In general, settings with limited resources could benefit from low-cost, easy to use, on-site, and rapid testing of water samples. In addition, there is a need for home-care testing. Widespread distribution of adequate but low-cost diagnostic devices, such as paper-based biosensors, could potentially alleviate disease burden. Beyond that, it could also result in more accurate epidemiological case data which could improve disease models.

=== Limitations ===
The most significant limitation of this technology is its sensitivity, in other words, its ability to detect very low levels of a contaminant in the sample.
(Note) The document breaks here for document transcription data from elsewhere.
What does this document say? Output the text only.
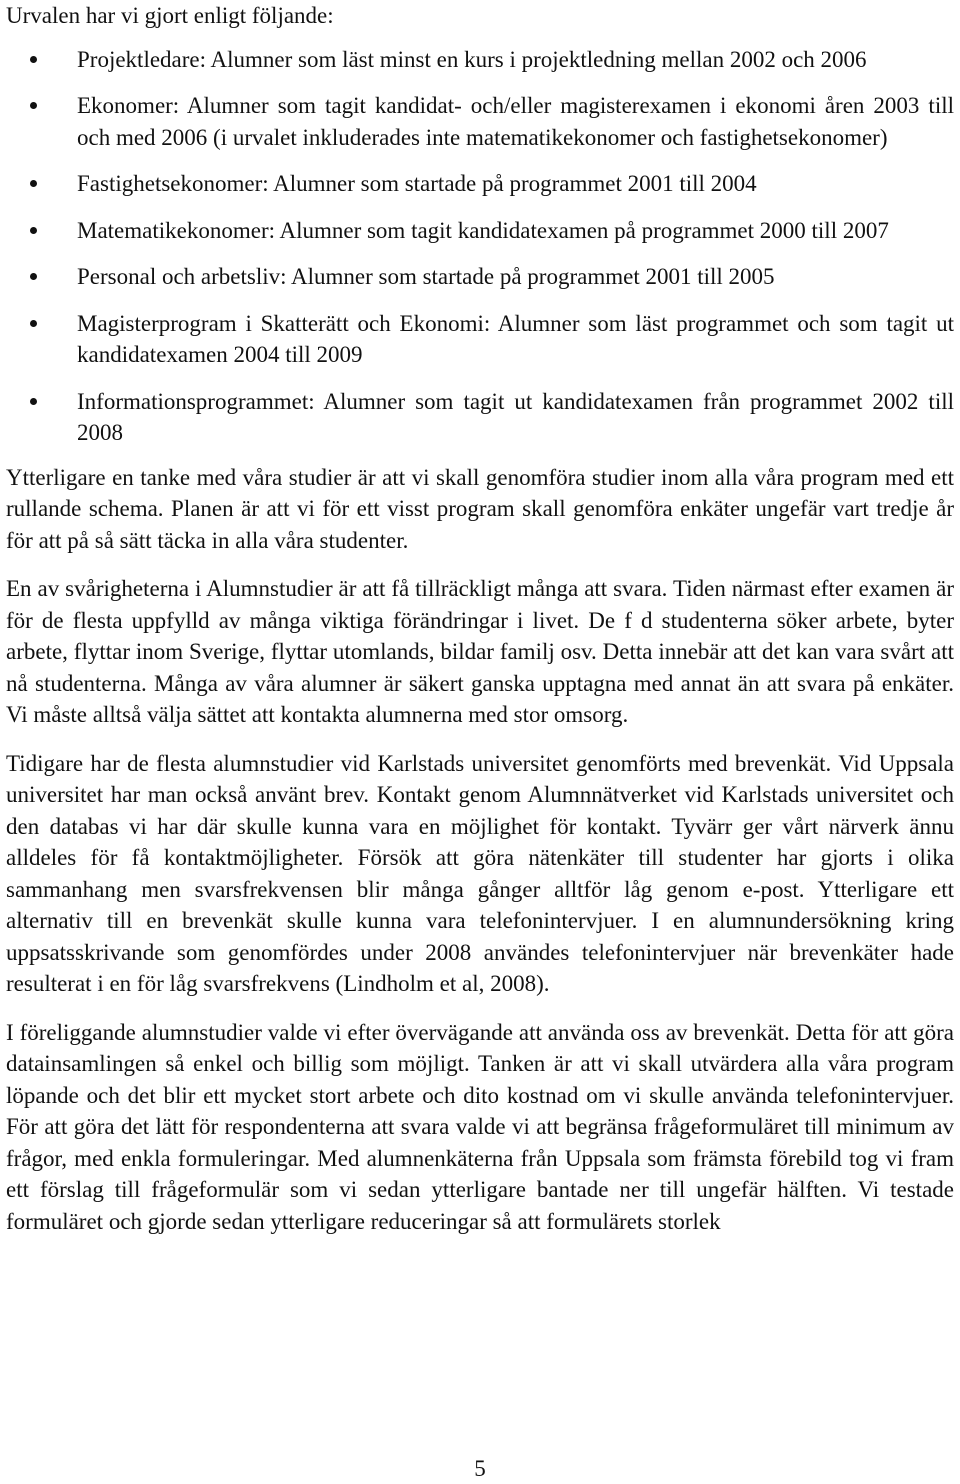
Urvalen har vi gjort enligt följande:

Projektledare: Alumner som läst minst en kurs i projektledning mellan 2002 och 2006
Ekonomer: Alumner som tagit kandidat- och/eller magisterexamen i ekonomi åren 2003 till och med 2006 (i urvalet inkluderades inte matematikekonomer och fastighetsekonomer)
Fastighetsekonomer: Alumner som startade på programmet 2001 till 2004
Matematikekonomer: Alumner som tagit kandidatexamen på programmet 2000 till 2007
Personal och arbetsliv: Alumner som startade på programmet 2001 till 2005
Magisterprogram i Skatterätt och Ekonomi: Alumner som läst programmet och som tagit ut kandidatexamen 2004 till 2009
Informationsprogrammet: Alumner som tagit ut kandidatexamen från programmet 2002 till 2008

Ytterligare en tanke med våra studier är att vi skall genomföra studier inom alla våra program med ett rullande schema. Planen är att vi för ett visst program skall genomföra enkäter ungefär vart tredje år för att på så sätt täcka in alla våra studenter.

En av svårigheterna i Alumnstudier är att få tillräckligt många att svara. Tiden närmast efter examen är för de flesta uppfylld av många viktiga förändringar i livet. De f d studenterna söker arbete, byter arbete, flyttar inom Sverige, flyttar utomlands, bildar familj osv. Detta innebär att det kan vara svårt att nå studenterna. Många av våra alumner är säkert ganska upptagna med annat än att svara på enkäter. Vi måste alltså välja sättet att kontakta alumnerna med stor omsorg.

Tidigare har de flesta alumnstudier vid Karlstads universitet genomförts med brevenkät. Vid Uppsala universitet har man också använt brev. Kontakt genom Alumnnätverket vid Karlstads universitet och den databas vi har där skulle kunna vara en möjlighet för kontakt. Tyvärr ger vårt närverk ännu alldeles för få kontaktmöjligheter. Försök att göra nätenkäter till studenter har gjorts i olika sammanhang men svarsfrekvensen blir många gånger alltför låg genom e-post. Ytterligare ett alternativ till en brevenkät skulle kunna vara telefonintervjuer. I en alumnundersökning kring uppsatsskrivande som genomfördes under 2008 användes telefonintervjuer när brevenkäter hade resulterat i en för låg svarsfrekvens (Lindholm et al, 2008).

I föreliggande alumnstudier valde vi efter övervägande att använda oss av brevenkät. Detta för att göra datainsamlingen så enkel och billig som möjligt. Tanken är att vi skall utvärdera alla våra program löpande och det blir ett mycket stort arbete och dito kostnad om vi skulle använda telefonintervjuer. För att göra det lätt för respondenterna att svara valde vi att begränsa frågeformuläret till minimum av frågor, med enkla formuleringar. Med alumnenkäterna från Uppsala som främsta förebild tog vi fram ett förslag till frågeformulär som vi sedan ytterligare bantade ner till ungefär hälften. Vi testade formuläret och gjorde sedan ytterligare reduceringar så att formulärets storlek

5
Some of the most sensitive ELISAs can detect contaminants at levels as low as 20 CFU/mL. In addition to improving accuracy - the correct identification of a particular pathogen - another challenge is developing biosensors which can readily distinguish between types of pathogens. Finally, the material of paper itself, while it offers many benefits, has some drawbacks, too. For example, there is a limit to how well paper devices can control the rate and direction of flow of the sample. This introduces limitations regarding the handling of complex chemical compounds or managing multistep assays, depending on the biosensor in question.